Banburyshire Family History

A site designed for you to share your family history with others from the Banbury area

skip to links

go back to the last page you were on Hooked Rugs

Barbara Adair

Oh dear Joe and Muriel, you do take me back!

My husband and I also spent time during our short engagement making a couple of hooked rugs, his father helped him with his and that rug did yeoman service in our living room in England and at the front door in Canada as it was wonderful at absorbing snow from ones shoes. I only discarded it a couple of years ago and it was then all of 53 years old.

I now have another hooked rug made by the mother of one of my friends, which she sold at the IODE yard sale after her mother died. I myself did one a few years ago for my son's room, he is in the Cameron Highlanders and I had a piece of kilt material and deconstructed the pattern and worked out how to hook it on squared paper.
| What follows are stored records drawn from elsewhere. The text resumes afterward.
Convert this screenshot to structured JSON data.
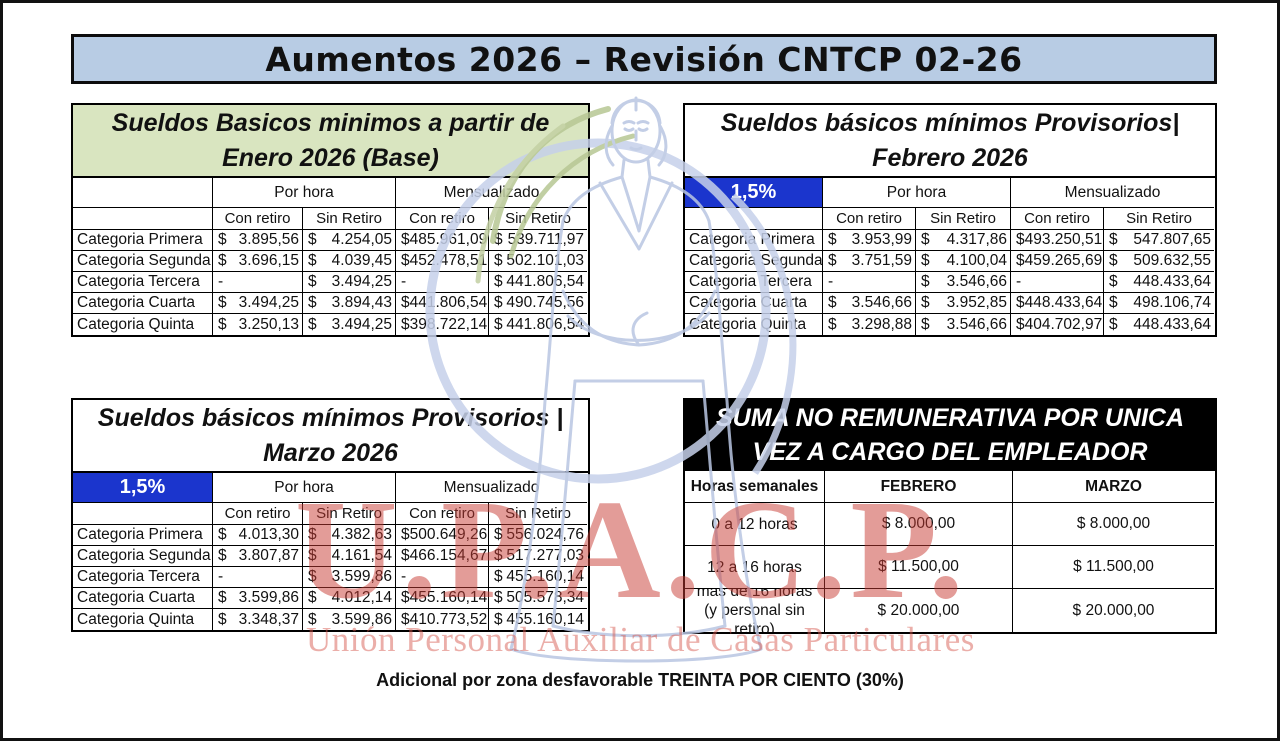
{
  "page": {
    "title": "Aumentos 2026 – Revisión CNTCP 02-26",
    "footer_note": "Adicional por zona desfavorable TREINTA POR CIENTO (30%)"
  },
  "watermark": {
    "acronym": "U.P.A.C.P.",
    "organization": "Unión Personal Auxiliar de Casas Particulares",
    "accent_red": "#c83a32",
    "figure_blue": "#b9c6e2",
    "leaf_green": "#b7c794"
  },
  "colors": {
    "title_bar_bg": "#b8cce4",
    "base_header_bg": "#d9e5c0",
    "badge_blue": "#1b35cd",
    "suma_header_bg": "#000000"
  },
  "tables": {
    "base": {
      "title_line1": "Sueldos Basicos minimos a partir de",
      "title_line2": "Enero 2026 (Base)",
      "group_headers": [
        "Por hora",
        "Mensualizado"
      ],
      "sub_headers": [
        "Con retiro",
        "Sin Retiro",
        "Con retiro",
        "Sin Retiro"
      ],
      "rows": [
        {
          "label": "Categoria Primera",
          "values": [
            "$ 3.895,56",
            "$ 4.254,05",
            "$ 485.961,09",
            "$ 539.711,97"
          ]
        },
        {
          "label": "Categoria Segunda",
          "values": [
            "$ 3.696,15",
            "$ 4.039,45",
            "$ 452.478,51",
            "$ 502.101,03"
          ]
        },
        {
          "label": "Categoria Tercera",
          "values": [
            "-",
            "$ 3.494,25",
            "-",
            "$ 441.806,54"
          ]
        },
        {
          "label": "Categoria Cuarta",
          "values": [
            "$ 3.494,25",
            "$ 3.894,43",
            "$ 441.806,54",
            "$ 490.745,56"
          ]
        },
        {
          "label": "Categoria Quinta",
          "values": [
            "$ 3.250,13",
            "$ 3.494,25",
            "$ 398.722,14",
            "$ 441.806,54"
          ]
        }
      ]
    },
    "febrero": {
      "title_line1": "Sueldos básicos mínimos Provisorios|",
      "title_line2": "Febrero 2026",
      "badge": "1,5%",
      "group_headers": [
        "Por hora",
        "Mensualizado"
      ],
      "sub_headers": [
        "Con retiro",
        "Sin Retiro",
        "Con retiro",
        "Sin Retiro"
      ],
      "rows": [
        {
          "label": "Categoria Primera",
          "values": [
            "$ 3.953,99",
            "$ 4.317,86",
            "$ 493.250,51",
            "$ 547.807,65"
          ]
        },
        {
          "label": "Categoria Segunda",
          "values": [
            "$ 3.751,59",
            "$ 4.100,04",
            "$ 459.265,69",
            "$ 509.632,55"
          ]
        },
        {
          "label": "Categoria Tercera",
          "values": [
            "-",
            "$ 3.546,66",
            "-",
            "$ 448.433,64"
          ]
        },
        {
          "label": "Categoria Cuarta",
          "values": [
            "$ 3.546,66",
            "$ 3.952,85",
            "$ 448.433,64",
            "$ 498.106,74"
          ]
        },
        {
          "label": "Categoria Quinta",
          "values": [
            "$ 3.298,88",
            "$ 3.546,66",
            "$ 404.702,97",
            "$ 448.433,64"
          ]
        }
      ]
    },
    "marzo": {
      "title_line1": "Sueldos básicos mínimos Provisorios |",
      "title_line2": "Marzo 2026",
      "badge": "1,5%",
      "group_headers": [
        "Por hora",
        "Mensualizado"
      ],
      "sub_headers": [
        "Con retiro",
        "Sin Retiro",
        "Con retiro",
        "Sin Retiro"
      ],
      "rows": [
        {
          "label": "Categoria Primera",
          "values": [
            "$ 4.013,30",
            "$ 4.382,63",
            "$ 500.649,26",
            "$ 556.024,76"
          ]
        },
        {
          "label": "Categoria Segunda",
          "values": [
            "$ 3.807,87",
            "$ 4.161,54",
            "$ 466.154,67",
            "$ 517.277,03"
          ]
        },
        {
          "label": "Categoria Tercera",
          "values": [
            "-",
            "$ 3.599,86",
            "-",
            "$ 455.160,14"
          ]
        },
        {
          "label": "Categoria Cuarta",
          "values": [
            "$ 3.599,86",
            "$ 4.012,14",
            "$ 455.160,14",
            "$ 505.578,34"
          ]
        },
        {
          "label": "Categoria Quinta",
          "values": [
            "$ 3.348,37",
            "$ 3.599,86",
            "$ 410.773,52",
            "$ 455.160,14"
          ]
        }
      ]
    },
    "suma": {
      "title_line1": "SUMA NO REMUNERATIVA POR UNICA",
      "title_line2": "VEZ A CARGO DEL EMPLEADOR",
      "headers": [
        "Horas semanales",
        "FEBRERO",
        "MARZO"
      ],
      "rows": [
        {
          "label": "0 a 12 horas",
          "values": [
            "$ 8.000,00",
            "$ 8.000,00"
          ]
        },
        {
          "label": "12 a 16 horas",
          "values": [
            "$ 11.500,00",
            "$ 11.500,00"
          ]
        },
        {
          "label": "mas de 16 horas (y personal sin retiro)",
          "values": [
            "$ 20.000,00",
            "$ 20.000,00"
          ]
        }
      ]
    }
  }
}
We have a mail order company where one can buy the backing and the wool in round, paper wrapped lots. It worked out very well and now lives by his bed. I can also remember giving my Dad a kit for a present once he retired and he hooked a lovely rug which my daughter still uses (I think). He also did an elaborate round one for my sister-in-law by request. It still goes on but rather erratically I would think.

We also have hooked rugs here which are different from Muriel's rag rugs as they have a continuous piece of material pushed through the backing and so don't have a pile of raw edges but can make very smooth and colourful rugs.

As for re-using knitted wool we used to unpick and wind around one's thumb and elbow and the resulting skein was washed and hung and when rewound was nearly kink free. My Mum used to knit new sleeves for my uniform jumper when the old ones wore out and then more sleeves were knitted from the retrieved previous sleeves. I think in six years of wearing that uniform I had only two bodies and umpteen sets of sleeves. Had to have a new body as one's size changes rather from the age of ll to 17!

We still knit in the IODE, I make mittens from all my odd bits of wool and sometimes hats which we then send to the two Indian schools in Northern Ontario which we support with clothing and school supplies. We spend a fortune on sending books to be given as prizes or used by the teachers who change frequently. Sometimes they will stay a year and sometimes only a term if they find they cannot stand the isolation and privations. There are no roads up there and everything is flown in which is why it is so expensive to live in a Southern Ontario way rather than the Indian way.

As usual you two have unlocked memories, long may the rugs last!